Fri Dec 6 08:49:37 UTC 2024

On Fri. 6 Dec. 2024 at 16:19, Vincent Mailhol
<mailhol.vincent at wanadoo.fr> wrote:
> On Fri. 6 Dec. 2024 at 15:14, Linus Torvalds
> <torvalds at linux-foundation.org> wrote:
> > On Thu, 5 Dec 2024 at 18:26, David Laight <David.Laight at aculab.com> wrote:

(...)

> > I may have liked "!!" for being very idiomatic and traditional C, but
> > there were those pesky compilers that warn about "integer in bool
> > context" or whatever the annoying warning was when then doing the
> > "multiply by zero" to turn a constant expression into a constant zero
> > expression.
> >
> > So that
> >
> >   #define is_const(x) __is_const_zero(0 * (x))
> >
> > causes issues when 'x' is not an integer expression (think
> > "is_const(NULL)" or "is_const(1 == 2)".
>
> But 1 == 2 has already an integer type as proven by:
>
>   #define is_int(x) _Generic(x, int: 1, default: 0)
>   static_assert(is_int(1 == 2));
>
> So, it leaves us with the case is_const(pointer). To which I would
> question if we really want to support this. By definition, an
> expression with a pointer type can not be an *integer* constant
> expression. So one part of me tells me that it is a sane thing to
> *not* support this case and throw a warning if the user feeds
> is_cont() with a pointer.
>
> If we just what to accept pointer arguments but still return false
> (because those are not integers), one solution is:
>
>   #define is_const(x) __is_const_zero((long)(x) * 0l)
>
> This would be consistent with __is_constexpr(): it does accept NULL
> (i.e. no warnings), but does not recognize it as an integer constant
> expression, e.g.:
>
>   is_const(NULL);
>
> returns false with no warnings.
>
> > Side note: I think "(x) == 0" will make sparse unhappy when 'x' is a
> > pointer, because it results that horrid "use integer zero as NULL
> > without a cast" thing when the plain zero gets implicitly cast to a
> > pointer. Which is a really nasty and broken C pattern and should never
> > have been silent.
> >
> > I think David suggested using ((x)?0:0) at some point. Silly
> > nonsensical and complex expression, but maybe that finally gets rid of
> > all the warnings:
> >
> >      #define is_const(x) __is_const_zero((x)?0:0)
> >
> > might work regardless of the type of 'x'.
> >
> > Or does that trigger some odd case too?
>
> Following a quick test, this seems to work and to return true if given
> NULL as an argument (contrary to the current __is_const_expr()). So if
> we want to go beyond the C standard and extend the meaning of integer
> constant expression in the kernel to also include constant pointers, I
> agree that this is the way to go!

I just came up with a new idea:

  #define is_const(x) __is_const_zero((x) != (x))

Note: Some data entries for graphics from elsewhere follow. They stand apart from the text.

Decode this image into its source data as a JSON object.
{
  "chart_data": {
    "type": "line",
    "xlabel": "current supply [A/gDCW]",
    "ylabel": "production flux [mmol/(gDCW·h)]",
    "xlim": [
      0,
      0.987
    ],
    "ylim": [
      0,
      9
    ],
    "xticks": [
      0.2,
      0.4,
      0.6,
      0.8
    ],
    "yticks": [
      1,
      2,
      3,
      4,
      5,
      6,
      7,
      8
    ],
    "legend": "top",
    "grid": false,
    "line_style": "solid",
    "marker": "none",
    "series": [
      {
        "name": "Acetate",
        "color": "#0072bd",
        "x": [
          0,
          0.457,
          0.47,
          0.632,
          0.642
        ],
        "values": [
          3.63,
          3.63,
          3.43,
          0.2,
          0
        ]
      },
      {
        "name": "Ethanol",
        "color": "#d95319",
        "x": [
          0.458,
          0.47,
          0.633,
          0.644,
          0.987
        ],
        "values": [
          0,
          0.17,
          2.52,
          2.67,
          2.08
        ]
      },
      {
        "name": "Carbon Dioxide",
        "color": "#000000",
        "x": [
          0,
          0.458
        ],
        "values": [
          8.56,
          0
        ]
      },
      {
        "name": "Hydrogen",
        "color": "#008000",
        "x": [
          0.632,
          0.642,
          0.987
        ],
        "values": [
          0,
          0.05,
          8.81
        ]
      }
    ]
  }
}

Similarly to ((x)?0:0), this seems to work with everything (including
with NULL), but arguably a bit less ugly.

> Side question, Linus, what do you think about the __is_const_zero()
> documentation in
>
>   https://lore.kernel.org/all/20241203-is_constexpr-refactor-v1-2-4e4cbaecc216@wanadoo.fr/
>
> Do you think I am too verbose as pointed out by David? Some people
> (including me and Yuri) like it that way, but if you also think this
> is too much, I will make it shorter.
>
> Thanks,
>
>
> Yours sincerely,
> Vincent Mailhol